Las estrellas se veían desde la ventana de la cabaña cuando la blonda abrió los ojos, una flor paseaba por su frente.

Buenas noches bella durmiente.

Buenas noches amor, ¿qué hora es?

Las ocho y media.

¡Las ocho y media!, estamos atrasados, salió de la cama y empezó a

vestirse rápidamente. Albert la miraba sonriendo, mientras veía como trataba de abrochar la espalda del vestido. Se acercó para ayudarla.

Tranquila, llamé a Archie y le dije que estabas muy cansada del turno y

aún dormías.

Pero Albert no estoy tan cansada y no importa.

¿Cómo no importa? Hoy no tomaste desayuno, te quedaste dormida

hasta para almorzar conmigo y todavía tienes ojeras. Mejor duerme, mañana tienes que levantarte temprano - el estómago de Candy gruñó como respuesta – quizás sea mejor que cenemos algo antes que vuelvas a dormir.

Faltaban apenas unas horas para que Albert embarcara. Candy contaba los minutos para terminar el turno. Apenas el reloj marcó las ocho, la rubia desapareció rauda del hospital rumbo a la mansión. En el comedor, solo, estaba Albert sirviéndose el primer café de la mañana. Sus valijas estaban en el auto y el esquema de trabajo, junto con el itinerario lo tenía prácticamente memorizado.

Candy entró corriendo a la habitación, cada minuto, cada segundo, importaba.
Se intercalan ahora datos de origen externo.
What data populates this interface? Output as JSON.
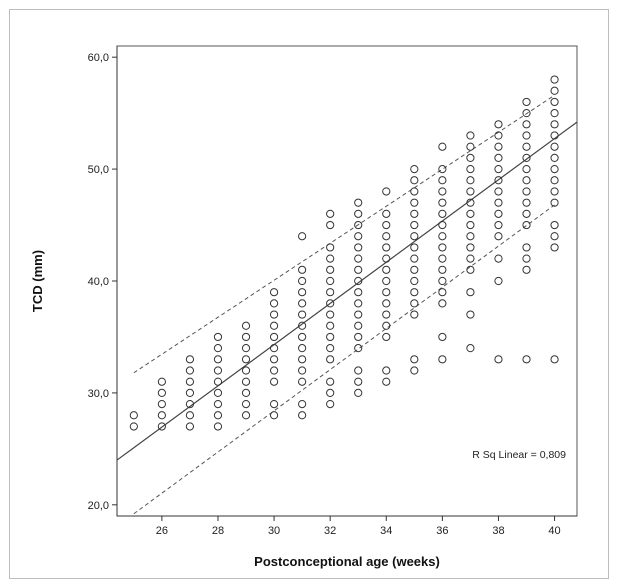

Se quedó perpleja en la puerta cuando lo vio leyendo calmadamente el periódico, como si fuera un día común de la semana. Pero no lo era, él se iba por un tiempo largo, a una zona donde aún había guerra y el peligro era inminente. Ante el sonido de la puerta, Albert levantó la cabeza.

Cariño buenos días, pensé que no alcanzaría a verte.
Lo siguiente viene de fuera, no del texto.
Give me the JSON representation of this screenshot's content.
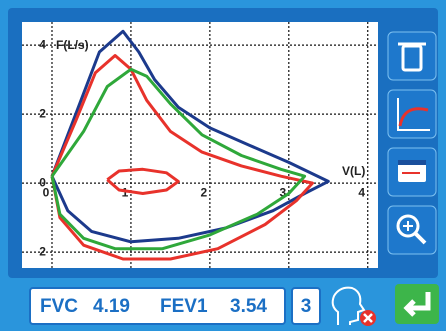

¿Crees que te dejaría marchar sin despedirme? Te escribiré todos los días.

Yo también, vamos siéntate y desayuna conmigo, falta para la hora de zarpar. ¿Cómo estuvo tú noche?
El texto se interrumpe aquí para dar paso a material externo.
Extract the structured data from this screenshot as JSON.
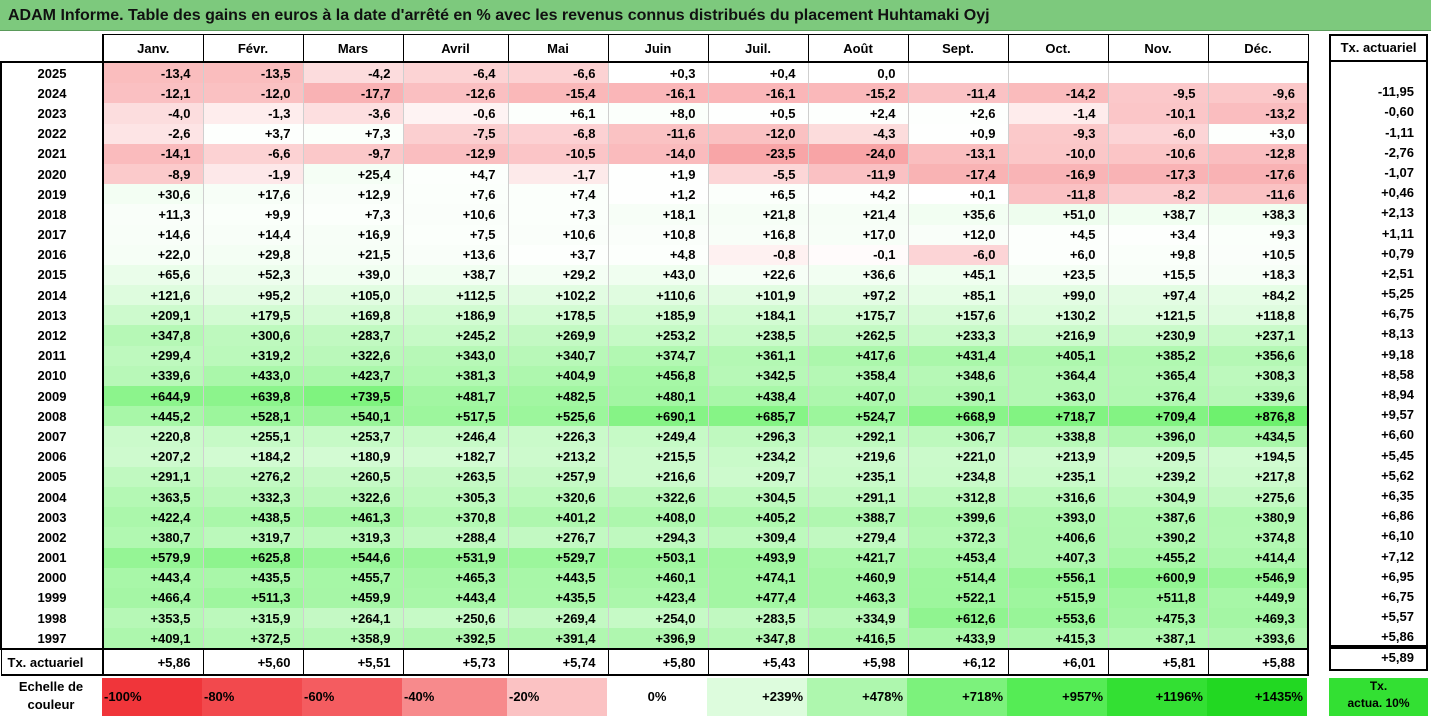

Relativamente tranquila, llegó un joven desde uno de los barcos de la armada, ¡pobre! Perdió una pierna y lo trasladaron porque su familia está acá. Está deprimido e irritable, lo sedamos para que durmiera. ¿Crees que esta guerra terminará algún día? Es terrible, sólo ha traído tristezas, dolor y muerte. Albert tomó su mano y la miró.

Esperemos que así sea, este conflicto tiene que terminar, ten fe.

El momento de despedirse había llegado. En el puerto estaban los rubios, Annie, Archie y Dorothy (para despedir a George) Tras las últimas recomendaciones a su sobrino, Albert abrazó a su mujer y le pidió que no trabajara mucho durante su ausencia; ella le solicitó cuidarse mucho y volver pronto. Tras un largo beso y apretado abrazo, Albert se embarcó.